The place of truth is between the extremes by acting in the person of Christ who offered love and redemption. He hated the sin but loved the sinner so much as to call them away from the sin. Some accepted and some rejected. We are to love the sinner but hate the sin. This takes us to a place again where we speak the truth in charity. We should love them enough to care about the fate of their eternal soul. Tolerance of sin or apathy towards sin condemns the sinner and proves the tolerant and apathetic to be cowards. In the wake of such cowardice and enabling we have seen the wholesale rejection of most every Church teaching about human sexuality, abortion, and family life. When those are no longer held, it makes sense that such teachings as the Real Presence would also be rejected or unknown. Hence, religious practice continues to plummet and those who do practice are routinely mocked by this society. Like the aforementioned historical examples, we are ripe for destruction.
A Light to the Nations
What has made Christianity the force for good that it has been at its best over two thousand years is when it held fast to the truth and applied it with great love. The Gospel bids us to love those hate us and to do good to those who hate us. Think about it: we can do good for those who disagree with us. St Theresa of Calcutta opened AIDS hospices in New York City and San Francisco. She didn’t become a champion of gay rights; she ministered to those were dying because she had great love. She was following hundreds of years of examples of Christian action that led to the Christian inventions of hospices, hospitals, colleges and universities, orphanages, and so one. It led men like St Francis de Sales to reach out to homeless and discarded street kids and provide for their needs without accommodating their thievery. I could go into a very long list of examples, but the truth remains, we grow when we adhere to truth even under persecution and we choose to love both ourselves and those around us as in need of Christ’s saving redemption.

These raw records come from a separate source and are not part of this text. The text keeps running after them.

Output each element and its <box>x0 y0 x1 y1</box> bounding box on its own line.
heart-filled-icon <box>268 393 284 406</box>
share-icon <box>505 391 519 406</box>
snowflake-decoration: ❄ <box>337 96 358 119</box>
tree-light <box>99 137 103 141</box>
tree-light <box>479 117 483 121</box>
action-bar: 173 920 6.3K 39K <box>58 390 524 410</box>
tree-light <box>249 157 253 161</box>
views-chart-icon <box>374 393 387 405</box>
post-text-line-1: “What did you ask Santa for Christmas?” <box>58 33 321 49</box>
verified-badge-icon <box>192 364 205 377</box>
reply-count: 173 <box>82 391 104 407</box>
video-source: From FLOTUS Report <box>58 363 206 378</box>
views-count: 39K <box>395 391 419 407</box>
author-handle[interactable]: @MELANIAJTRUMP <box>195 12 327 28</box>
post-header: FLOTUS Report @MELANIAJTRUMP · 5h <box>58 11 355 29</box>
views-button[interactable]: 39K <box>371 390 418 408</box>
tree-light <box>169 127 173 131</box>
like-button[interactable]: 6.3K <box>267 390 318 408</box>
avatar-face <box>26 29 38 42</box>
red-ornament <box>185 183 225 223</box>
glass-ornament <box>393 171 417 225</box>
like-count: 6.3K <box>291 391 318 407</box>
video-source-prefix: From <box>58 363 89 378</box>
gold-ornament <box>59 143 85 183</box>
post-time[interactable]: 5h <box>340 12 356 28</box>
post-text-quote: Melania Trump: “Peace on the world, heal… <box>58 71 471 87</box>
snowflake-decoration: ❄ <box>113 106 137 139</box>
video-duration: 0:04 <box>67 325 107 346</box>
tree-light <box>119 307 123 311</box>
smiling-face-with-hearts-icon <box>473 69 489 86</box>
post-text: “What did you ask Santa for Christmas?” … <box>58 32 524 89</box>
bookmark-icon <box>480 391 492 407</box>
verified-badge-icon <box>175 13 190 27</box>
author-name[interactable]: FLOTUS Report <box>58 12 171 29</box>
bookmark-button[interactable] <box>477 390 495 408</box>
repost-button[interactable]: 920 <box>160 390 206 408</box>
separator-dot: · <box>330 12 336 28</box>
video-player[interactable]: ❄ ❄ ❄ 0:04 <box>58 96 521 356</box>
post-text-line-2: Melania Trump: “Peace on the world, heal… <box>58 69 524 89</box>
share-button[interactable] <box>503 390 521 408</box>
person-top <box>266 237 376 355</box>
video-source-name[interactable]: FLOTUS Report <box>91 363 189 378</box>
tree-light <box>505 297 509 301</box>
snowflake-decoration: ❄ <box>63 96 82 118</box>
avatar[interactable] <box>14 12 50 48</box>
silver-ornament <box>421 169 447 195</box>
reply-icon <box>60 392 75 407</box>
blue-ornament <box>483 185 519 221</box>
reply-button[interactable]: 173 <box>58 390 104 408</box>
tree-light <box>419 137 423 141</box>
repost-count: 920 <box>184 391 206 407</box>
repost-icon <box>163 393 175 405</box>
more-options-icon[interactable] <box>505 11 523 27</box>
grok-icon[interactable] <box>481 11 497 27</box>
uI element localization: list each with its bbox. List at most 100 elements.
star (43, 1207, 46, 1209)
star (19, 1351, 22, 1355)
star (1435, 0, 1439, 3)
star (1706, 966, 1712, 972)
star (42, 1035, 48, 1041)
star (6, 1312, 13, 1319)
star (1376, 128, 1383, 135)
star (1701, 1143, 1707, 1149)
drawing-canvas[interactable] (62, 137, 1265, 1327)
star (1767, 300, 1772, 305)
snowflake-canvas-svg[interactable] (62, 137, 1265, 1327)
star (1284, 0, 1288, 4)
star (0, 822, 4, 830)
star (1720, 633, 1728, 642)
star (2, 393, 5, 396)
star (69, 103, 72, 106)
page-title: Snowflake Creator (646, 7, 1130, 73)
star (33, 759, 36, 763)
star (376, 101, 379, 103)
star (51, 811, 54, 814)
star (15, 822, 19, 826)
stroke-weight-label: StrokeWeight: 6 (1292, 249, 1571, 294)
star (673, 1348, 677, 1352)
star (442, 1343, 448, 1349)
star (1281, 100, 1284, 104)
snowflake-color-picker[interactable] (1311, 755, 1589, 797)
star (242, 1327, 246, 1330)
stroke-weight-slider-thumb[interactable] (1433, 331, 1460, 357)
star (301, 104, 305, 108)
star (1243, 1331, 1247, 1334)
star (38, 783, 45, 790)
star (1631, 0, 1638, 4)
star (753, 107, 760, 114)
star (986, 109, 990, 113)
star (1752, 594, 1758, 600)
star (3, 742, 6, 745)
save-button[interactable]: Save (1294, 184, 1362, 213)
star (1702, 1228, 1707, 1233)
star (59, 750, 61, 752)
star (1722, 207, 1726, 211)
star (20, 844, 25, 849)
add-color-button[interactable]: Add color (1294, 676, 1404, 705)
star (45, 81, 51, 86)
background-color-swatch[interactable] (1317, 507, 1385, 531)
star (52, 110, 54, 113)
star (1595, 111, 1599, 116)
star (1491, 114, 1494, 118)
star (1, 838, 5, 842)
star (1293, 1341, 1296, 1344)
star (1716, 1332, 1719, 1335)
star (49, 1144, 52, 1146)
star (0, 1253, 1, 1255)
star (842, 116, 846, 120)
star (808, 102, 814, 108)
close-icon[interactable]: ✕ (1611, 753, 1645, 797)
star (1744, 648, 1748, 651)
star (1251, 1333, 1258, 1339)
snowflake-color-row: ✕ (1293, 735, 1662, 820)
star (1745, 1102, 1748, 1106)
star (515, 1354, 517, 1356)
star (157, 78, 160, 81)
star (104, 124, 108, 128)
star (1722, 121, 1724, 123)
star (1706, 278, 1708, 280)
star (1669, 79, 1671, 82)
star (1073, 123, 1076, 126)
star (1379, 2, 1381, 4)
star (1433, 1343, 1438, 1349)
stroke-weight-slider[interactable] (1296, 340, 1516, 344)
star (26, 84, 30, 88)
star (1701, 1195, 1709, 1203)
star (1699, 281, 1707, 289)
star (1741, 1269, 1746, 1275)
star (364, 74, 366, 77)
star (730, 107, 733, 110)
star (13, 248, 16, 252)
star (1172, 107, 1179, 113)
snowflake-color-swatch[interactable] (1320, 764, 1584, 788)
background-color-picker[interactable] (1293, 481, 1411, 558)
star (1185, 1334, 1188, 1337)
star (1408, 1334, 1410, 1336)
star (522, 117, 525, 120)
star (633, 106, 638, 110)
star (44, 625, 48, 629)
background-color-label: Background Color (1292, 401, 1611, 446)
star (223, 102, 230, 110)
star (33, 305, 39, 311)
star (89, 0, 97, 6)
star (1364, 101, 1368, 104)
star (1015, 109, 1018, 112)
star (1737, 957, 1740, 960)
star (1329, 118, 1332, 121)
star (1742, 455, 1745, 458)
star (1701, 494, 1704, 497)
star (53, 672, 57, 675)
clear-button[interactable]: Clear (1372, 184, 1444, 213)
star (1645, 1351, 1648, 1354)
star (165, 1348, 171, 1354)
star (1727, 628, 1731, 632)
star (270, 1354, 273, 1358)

We are failing in this western world because we are slipping away from the truth through tolerance of evil and apathy to the sinner. We have compromised out of a desire to dodge persecution and to be allowed to exist quietly in our little worlds as if that is what Christ commanded. No where does it say, “Don’t offend a sinner.” In the early Church, so much of why there were persecuted is that they both defied the corrupt society they lived in, but also because they showed great love and compassion to all, especially to those the elites dismissed as unworthy of charity or kindness. This means our first allegiance must be to Christ and the entirety of the truth he has revealed to us. When our first allegiance is to our comfort, to an ideology, or worst of all, a political party, then we compromise away the Gospel in the name apathy and tolerance.
My first challenge is to educate yourself in the truth of the faith! Ignorance of the truth will not be a suitable excuse before God. In our parishes, we are going to greatly expand what we do in education from cradle to grave. No more soft, mushy, water downed catechesis. No more spewing facts without challenging toward integration; our faith isn’t a game of Trivial Pursuit chock full in arcane factoids. No, what we believe and how we apply those beliefs matter. We are called to be a light to the world, and we cannot do that if we look, speak, and act as the world does.